Keyboard shortcuts

Press or to navigate between chapters

Press S or / to search in the book

Press ? to show this help

Press Esc to hide this help

Rust CPU Profiling with samply

hotpath provides sampling-based CPU profiling for Rust using samply. Unlike pure instrumentation, CPU sampling shows where your program actually spends processor time, letting you tell apart CPU-bound, I/O-bound, and memory-bound bottlenecks. This guide covers installing samply, configuring permissions on macOS and Linux, and reading the CPU usage report.
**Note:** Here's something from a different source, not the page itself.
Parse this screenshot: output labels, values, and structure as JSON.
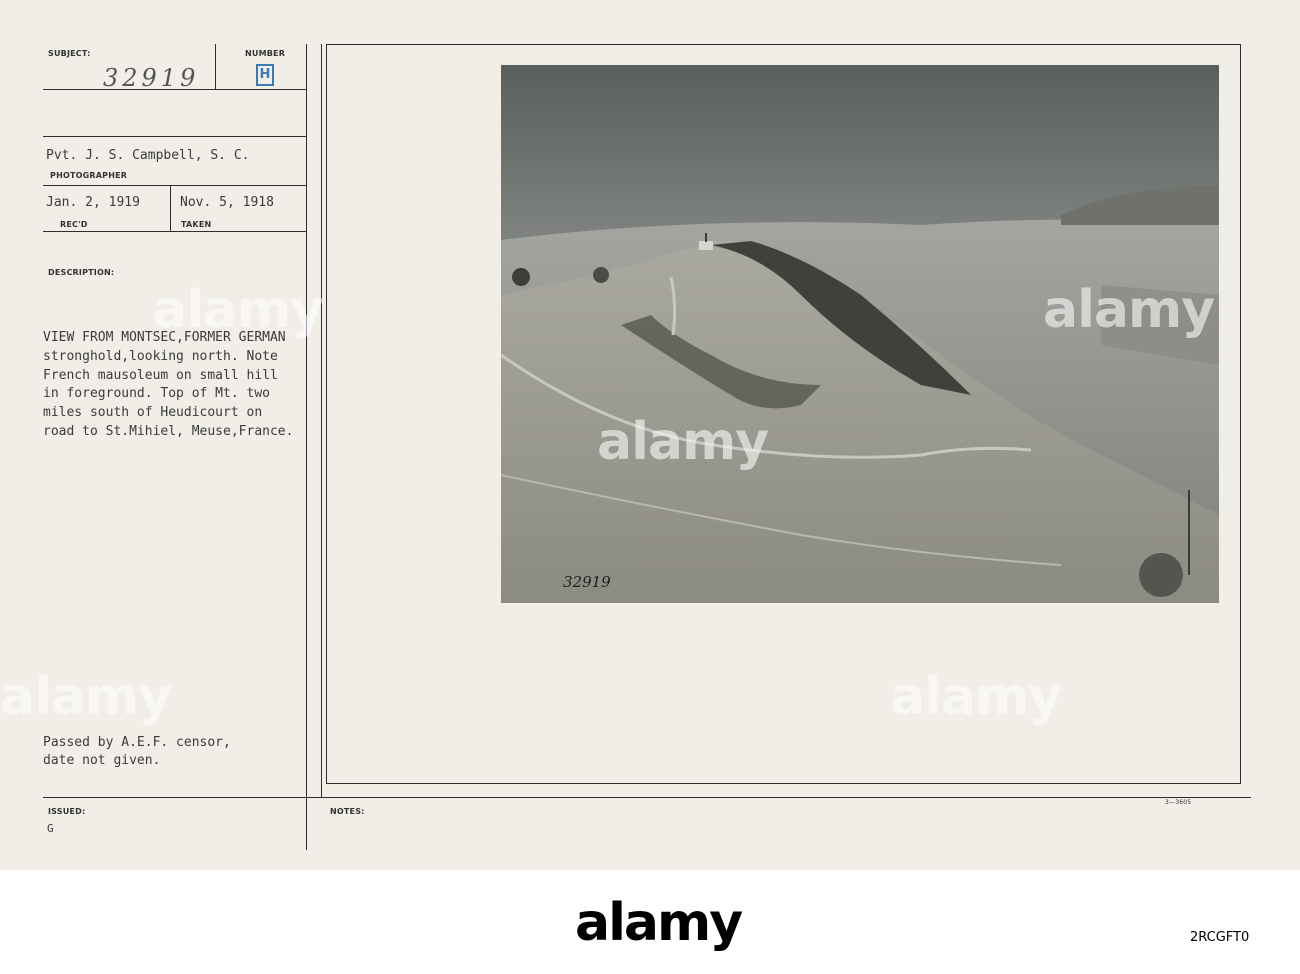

By comparing the CPU report against the timing and allocation reports, you can pin down what kind of bottleneck you have: high wall-clock time but low CPU samples means I/O-bound (waiting), high CPU samples means CPU-bound (computing), and high allocation counts point to memory pressure. See Sampling comparison for a detailed explanation of how the profiling modes differ.
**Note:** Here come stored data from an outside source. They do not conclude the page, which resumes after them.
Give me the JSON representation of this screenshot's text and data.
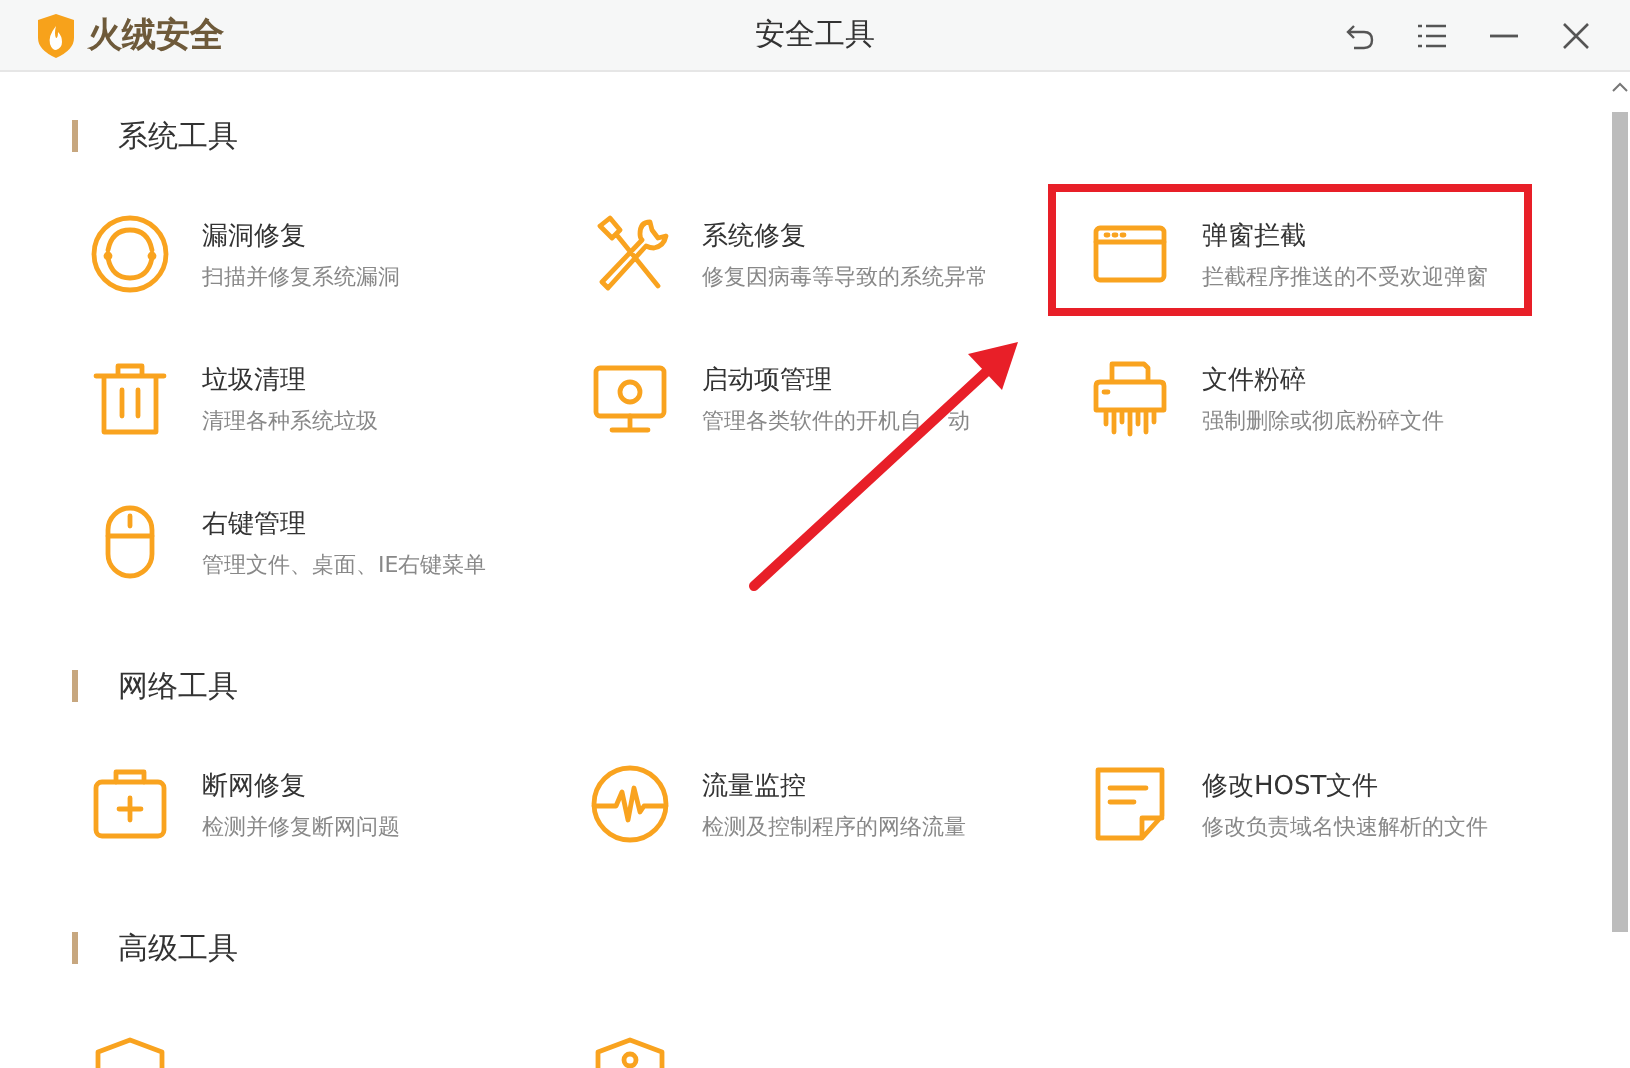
{
  "window": {
    "brand": "火绒安全",
    "title": "安全工具"
  },
  "sections": [
    {
      "title": "系统工具",
      "items": [
        {
          "title": "漏洞修复",
          "description": "扫描并修复系统漏洞"
        },
        {
          "title": "系统修复",
          "description": "修复因病毒等导致的系统异常"
        },
        {
          "title": "弹窗拦截",
          "description": "拦截程序推送的不受欢迎弹窗"
        },
        {
          "title": "垃圾清理",
          "description": "清理各种系统垃圾"
        },
        {
          "title": "启动项管理",
          "description": "管理各类软件的开机自",
          "description_tail": "动"
        },
        {
          "title": "文件粉碎",
          "description": "强制删除或彻底粉碎文件"
        },
        {
          "title": "右键管理",
          "description": "管理文件、桌面、IE右键菜单"
        }
      ]
    },
    {
      "title": "网络工具",
      "items": [
        {
          "title": "断网修复",
          "description": "检测并修复断网问题"
        },
        {
          "title": "流量监控",
          "description": "检测及控制程序的网络流量"
        },
        {
          "title": "修改HOST文件",
          "description": "修改负责域名快速解析的文件"
        }
      ]
    },
    {
      "title": "高级工具",
      "items": [
        {
          "kind": "clipped"
        },
        {
          "kind": "clipped"
        }
      ]
    }
  ]
}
CPU profiling requires some additional system configuration, covered below.

Configuring samply CPU profiler

Start by installing samply:

cargo install samply --locked

and verify version:

samply --version

hotpath is tested to work with version 0.13.x.

Then install the hotpath-samply wrapper binary that ships with hotpath:

cargo install hotpath --bin hotpath-samply --version '^0.17.0'

Both samply and hotpath-samply must be available in your PATH at runtime. The host process spawns hotpath-samply as a child, which in turn invokes samply to record the profile.

If either binary lives outside PATH, point hotpath at it explicitly:

  • HOTPATH_SAMPLY_WRAPPER_BIN - path to the hotpath-samply wrapper binary the host process spawns (default: hotpath-samply, resolved via PATH).
  • HOTPATH_SAMPLY_BIN - path to the external samply binary the wrapper invokes (default: samply, resolved via PATH).

macOS: granting samply profiling permissions

Run:

samply setup

It will prompt you to sign samply binary so that it can attach to a running process by its PID.

Linux: enabling kernel profiling for samply

On Linux, CPU profiling requires elevated kernel profiling permissions. Run:

echo -1 | sudo tee /proc/sys/kernel/perf_event_paranoid
echo 0 | sudo tee /proc/sys/kernel/yama/ptrace_scope
echo 0 | sudo tee /proc/sys/kernel/kptr_restrict

These settings allow samply to attach to a running process and collect kernel-level profiling information.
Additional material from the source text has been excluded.